Claims priority of provisional application 62/074,213, filed on Nov. 3, 2014.
Claims priority of provisional application 62/074,315, filed on Nov. 3, 2014.
Prior Publication US 2024/0198339 A1, Jun. 20, 2024
Int. Cl. B01L 3/00 (2006.01); A61K 35/28 (2015.01); G01N 1/40 (2006.01); G01N 15/00 (2024.01); G01N 15/01 (2024.01); G01N 15/02 (2024.01); G01N 15/06 (2024.01); G01N 15/14 (2024.01); G01N 15/149 (2024.01)

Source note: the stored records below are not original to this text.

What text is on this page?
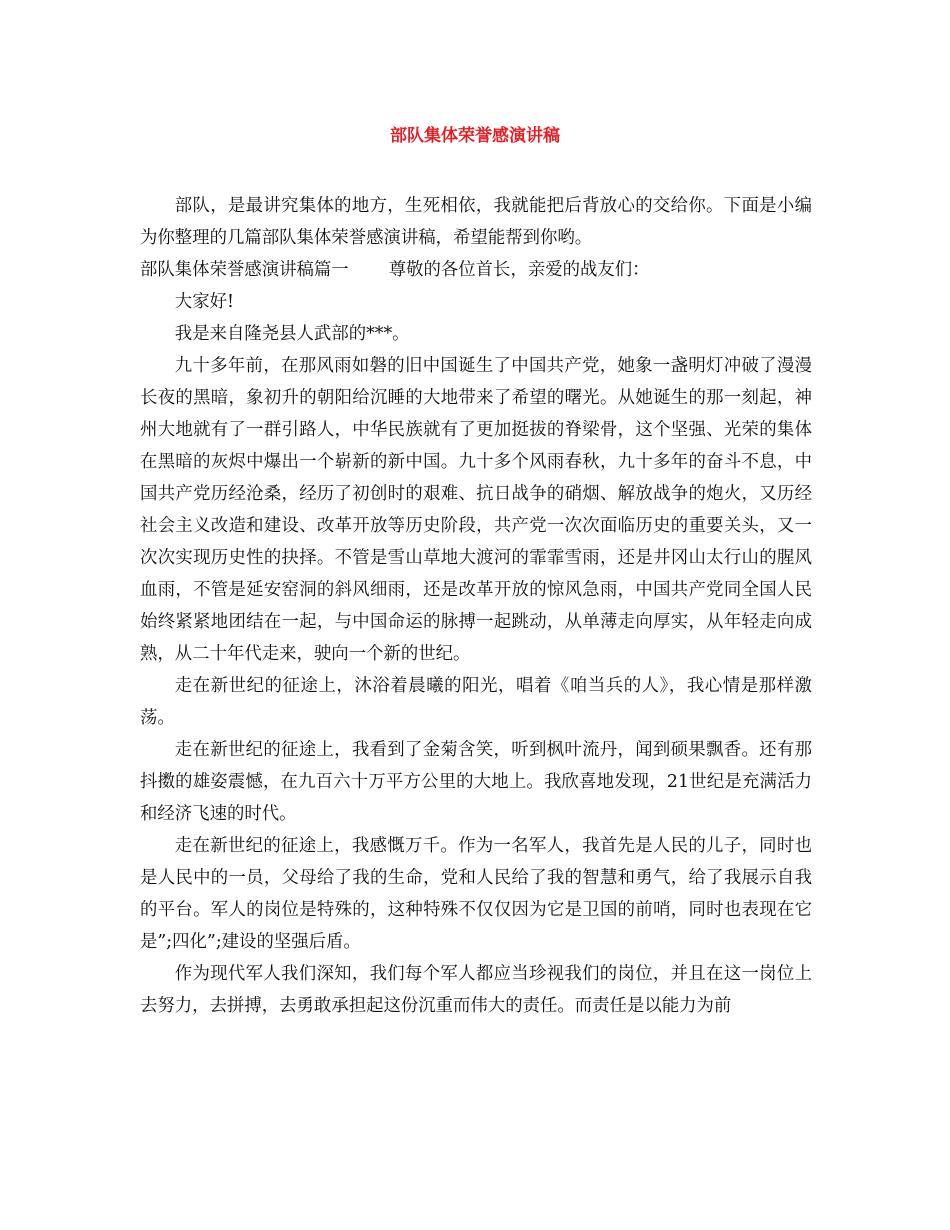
部队集体荣誉感演讲稿

部队，是最讲究集体的地方，生死相依，我就能把后背放心的交给你。下面是小编为你整理的几篇部队集体荣誉感演讲稿，希望能帮到你哟。

部队集体荣誉感演讲稿篇一 尊敬的各位首长，亲爱的战友们：

大家好!

我是来自隆尧县人武部的***。

九十多年前，在那风雨如磐的旧中国诞生了中国共产党，她象一盏明灯冲破了漫漫长夜的黑暗，象初升的朝阳给沉睡的大地带来了希望的曙光。从她诞生的那一刻起，神州大地就有了一群引路人，中华民族就有了更加挺拔的脊梁骨，这个坚强、光荣的集体在黑暗的灰烬中爆出一个崭新的新中国。九十多个风雨春秋，九十多年的奋斗不息，中国共产党历经沧桑，经历了初创时的艰难、抗日战争的硝烟、解放战争的炮火，又历经社会主义改造和建设、改革开放等历史阶段，共产党一次次面临历史的重要关头，又一次次实现历史性的抉择。不管是雪山草地大渡河的霏霏雪雨，还是井冈山太行山的腥风血雨，不管是延安窑洞的斜风细雨，还是改革开放的惊风急雨，中国共产党同全国人民始终紧紧地团结在一起，与中国命运的脉搏一起跳动，从单薄走向厚实，从年轻走向成熟，从二十年代走来，驶向一个新的世纪。

走在新世纪的征途上，沐浴着晨曦的阳光，唱着《咱当兵的人》，我心情是那样激荡。

走在新世纪的征途上，我看到了金菊含笑，听到枫叶流丹，闻到硕果飘香。还有那抖擞的雄姿震憾，在九百六十万平方公里的大地上。我欣喜地发现，21世纪是充满活力和经济飞速的时代。

走在新世纪的征途上，我感慨万千。作为一名军人，我首先是人民的儿子，同时也是人民中的一员，父母给了我的生命，党和人民给了我的智慧和勇气，给了我展示自我的平台。军人的岗位是特殊的，这种特殊不仅仅因为它是卫国的前哨，同时也表现在它是”;四化”;建设的坚强后盾。

作为现代军人我们深知，我们每个军人都应当珍视我们的岗位，并且在这一岗位上去努力，去拼搏，去勇敢承担起这份沉重而伟大的责任。而责任是以能力为前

CPC B01L 3/502761 (2013.01) [A61K 35/28 (2013.01); B01L 3/502715 (2013.01); B01L 3/502746 (2013.01); B01L 3/502753 (2013.01); G01N 1/4077 (2013.01); G01N 15/0255 (2013.01); G01N 15/0618 (2013.01); G01N 15/1484 (2013.01); B01L 3/502776 (2013.01); B01L 2200/0631 (2013.01); B01L 2200/0647 (2013.01); B01L 2200/0652 (2013.01); B01L 2200/0668 (2013.01); B01L 2200/0684 (2013.01); B01L 2200/12 (2013.01); B01L 2300/0681 (2013.01); B01L 2300/0877 (2013.01); B01L 2300/185 (2013.01); B01L 2400/0409 (2013.01); B01L 2400/0415 (2013.01); B01L 2400/043 (2013.01); B01L 2400/0436 (2013.01); B01L 2400/0457 (2013.01); B01L 2400/0487 (2013.01); B01L 2400/082 (2013.01); G01N 2001/4088 (2013.01); G01N 2015/0053 (2013.01); G01N 15/01 (2024.01); G01N 2015/0288 (2013.01); G01N 2015/1486 (2013.01); G01N 15/149 (2024.01); G01N 2015/1493 (2013.01)] 25 Claims
OG exemplary drawing
 
1. A microfluidic device comprising:
a first module comprising a first microfluidic channel having a sample inlet at a first end of the first microfluidic channel, wherein the first microfluidic channel is configured to shift particles above a specific size to a first product outlet at a second end of the first microfluidic channel; and
a second module comprising:
an array of islands in a second microfluidic channel, a buffer inlet in fluid communication with a first end of the second microfluidic channel, and a product inlet in fluid communication with a first product outlet and a first end of the second microfluidic channel, wherein:
the array of islands is arranged in one or more rows that extend along a longitudinal direction in a corresponding microfluidic channel,
each island in a row is spaced apart from an adjacent island in the row to form a siphoning channel, and
the array of islands is configured and arranged to shift portions of fluid through the siphoning channel between adjacent islands within a row to a waste outlet, and to shift particles above a specific size into a buffer flowing in the second microfluidic channel and to a second product outlet;
wherein the first module and the second module are serially arranged such that a sample fluid having particles above the specific size flows from the first module to the second module.